La déconnexion est totale. Harrison a confié qu’il n’avait pas pris pleinement conscience de l’attachement de la ville à Luka avant le trade. Comment pouvait-il ne pas s’en douter ? Bref. Il voit désormais une fenêtre de trois ans pour ses Mavericks. Bien ironique vu qu’Anthony Davis a fêté ses 32 balais, Kyrie Irving en a eu 33 et ne rejouera sans doute pas avant ses 34 printemps tandis que Klay Thompson en a 35. La fenêtre ne sera probablement pas aussi longue. Pour l’instant, le dirigeant se réfugie derrière les blessures qui ont empêché le nouveau groupe d’atteindre son plein potentiel. C’est justifiable, bien sûr. Mais des pépins de santé de Davis et Irving, comme toutes les saisons depuis leur arrivée en NBA ou presque, étaient prévisibles. Ça n’a surpris personne. Sauf lui peut-être.

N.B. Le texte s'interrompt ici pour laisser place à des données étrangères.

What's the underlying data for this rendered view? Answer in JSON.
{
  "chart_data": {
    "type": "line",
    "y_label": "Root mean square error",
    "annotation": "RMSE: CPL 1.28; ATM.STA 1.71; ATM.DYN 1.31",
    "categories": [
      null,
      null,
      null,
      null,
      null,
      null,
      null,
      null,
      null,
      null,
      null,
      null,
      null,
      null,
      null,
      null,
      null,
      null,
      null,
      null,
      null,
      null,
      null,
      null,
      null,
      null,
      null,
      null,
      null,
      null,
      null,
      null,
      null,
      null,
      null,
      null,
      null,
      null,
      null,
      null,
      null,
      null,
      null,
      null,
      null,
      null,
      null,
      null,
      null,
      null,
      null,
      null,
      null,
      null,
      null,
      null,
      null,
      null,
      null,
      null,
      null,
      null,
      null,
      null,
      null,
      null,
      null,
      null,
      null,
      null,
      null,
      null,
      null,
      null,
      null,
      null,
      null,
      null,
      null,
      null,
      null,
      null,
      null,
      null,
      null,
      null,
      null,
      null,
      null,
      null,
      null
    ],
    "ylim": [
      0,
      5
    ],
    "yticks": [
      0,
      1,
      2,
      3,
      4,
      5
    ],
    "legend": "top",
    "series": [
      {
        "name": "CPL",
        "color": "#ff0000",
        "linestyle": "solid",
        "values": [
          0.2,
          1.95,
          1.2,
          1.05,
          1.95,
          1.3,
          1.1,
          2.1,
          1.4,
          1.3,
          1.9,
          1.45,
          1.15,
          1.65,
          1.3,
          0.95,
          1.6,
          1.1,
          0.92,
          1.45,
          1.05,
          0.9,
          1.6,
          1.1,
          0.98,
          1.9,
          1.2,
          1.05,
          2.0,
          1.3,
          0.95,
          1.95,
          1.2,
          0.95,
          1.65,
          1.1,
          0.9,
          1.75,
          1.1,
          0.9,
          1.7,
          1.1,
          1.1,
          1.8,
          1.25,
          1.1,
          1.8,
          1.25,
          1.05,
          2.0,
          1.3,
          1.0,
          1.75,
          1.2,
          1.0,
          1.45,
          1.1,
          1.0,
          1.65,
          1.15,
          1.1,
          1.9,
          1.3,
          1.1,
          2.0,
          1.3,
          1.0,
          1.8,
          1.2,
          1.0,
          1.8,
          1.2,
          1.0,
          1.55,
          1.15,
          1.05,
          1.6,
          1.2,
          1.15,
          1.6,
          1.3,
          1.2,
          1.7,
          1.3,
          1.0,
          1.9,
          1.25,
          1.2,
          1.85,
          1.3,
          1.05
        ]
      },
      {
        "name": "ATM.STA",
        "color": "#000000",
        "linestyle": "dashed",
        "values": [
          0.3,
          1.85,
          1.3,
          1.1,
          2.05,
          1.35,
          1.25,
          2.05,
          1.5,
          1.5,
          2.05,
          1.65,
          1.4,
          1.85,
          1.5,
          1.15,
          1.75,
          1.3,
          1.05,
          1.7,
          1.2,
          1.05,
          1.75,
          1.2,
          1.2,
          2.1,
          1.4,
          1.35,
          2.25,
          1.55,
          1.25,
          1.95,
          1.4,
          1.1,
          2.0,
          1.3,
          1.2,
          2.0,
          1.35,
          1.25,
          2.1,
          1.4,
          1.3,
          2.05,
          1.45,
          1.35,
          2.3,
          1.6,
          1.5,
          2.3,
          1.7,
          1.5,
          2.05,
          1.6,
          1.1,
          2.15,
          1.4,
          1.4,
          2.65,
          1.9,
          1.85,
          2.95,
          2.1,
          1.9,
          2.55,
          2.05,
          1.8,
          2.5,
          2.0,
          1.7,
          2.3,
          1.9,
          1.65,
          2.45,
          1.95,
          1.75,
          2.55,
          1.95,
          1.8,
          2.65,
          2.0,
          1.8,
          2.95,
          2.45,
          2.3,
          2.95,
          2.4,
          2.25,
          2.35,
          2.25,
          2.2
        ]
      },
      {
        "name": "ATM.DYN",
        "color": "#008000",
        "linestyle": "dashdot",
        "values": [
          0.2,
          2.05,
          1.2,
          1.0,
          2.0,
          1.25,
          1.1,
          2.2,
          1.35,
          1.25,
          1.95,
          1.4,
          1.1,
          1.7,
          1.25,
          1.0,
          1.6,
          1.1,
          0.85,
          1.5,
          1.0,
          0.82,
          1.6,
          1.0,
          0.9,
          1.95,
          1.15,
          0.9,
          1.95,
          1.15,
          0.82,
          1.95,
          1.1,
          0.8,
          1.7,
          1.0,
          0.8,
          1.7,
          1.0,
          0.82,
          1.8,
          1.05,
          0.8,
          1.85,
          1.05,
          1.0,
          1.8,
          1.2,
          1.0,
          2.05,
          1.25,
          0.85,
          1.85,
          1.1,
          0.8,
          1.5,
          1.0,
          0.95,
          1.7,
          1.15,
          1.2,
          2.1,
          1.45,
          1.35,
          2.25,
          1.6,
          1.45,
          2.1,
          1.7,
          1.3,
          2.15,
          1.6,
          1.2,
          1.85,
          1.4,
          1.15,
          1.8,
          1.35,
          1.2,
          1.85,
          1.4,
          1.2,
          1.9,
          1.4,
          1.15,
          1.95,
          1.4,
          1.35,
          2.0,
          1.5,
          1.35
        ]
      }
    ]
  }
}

Pour aller encore plus loin dans l’ego, Nico Harrison a rappelé que ses décisions précédentes ont-elles aussi été critiquées par une grande partie de la fan base. « Tous les trades que j’ai faits ont été perçus comme mauvais. Des fois ça prend du temps. Quand j’ai fait venir Kyrie, la décision a été accueillie avec beaucoup de scepticisme. C’était vu comme un mauvais trade et tout le monde en parle maintenant comme un super deal. Quand j’ai fait venir Washington et Gafford, pareil. J’ai entendu que j’avais trop donné. »
C’est incomparable. Incomparable. Il a bâti une belle équipe mais cette équipe n’aurait rien donné SANS Luka Doncic. Et c’est bien ce même Doncic qu’il a balancé aux Lakers en l’échange de Davis, Max Christie et un seul premier tour de draft. Pas de gros package de picks. Pas d’Austin Reaves. La tournure de ses phrases « quand j’ai fait venir » fait ressortir tout son ego et, encore une fois, sa déconnexion des évènements. Mais la pire comparaison reste celle osée par Welts, ancien membre des Warriors, qui a évoqué le moment où les Dubs ont sacrifié Monta Ellis, l’un des chouchous du public, pour Andrew Bogut. Doncic et Ellis dans la même phrase. Waouh.
Le plus dingue, finalement, c’est le timing. Une conférence de presse lunaire qui va beaucoup faire parler alors que les Mavericks s’apprêtent à jouer le match le plus important de la saison. Un choc à élimination directe contre les Kings. Le play-in réservé à l’équipe qui a terminé dixième de sa conférence et pourrait partir en vacances dès ce soir. Il paraît loin, là, le titre. Aussi loin que Nico Harrison.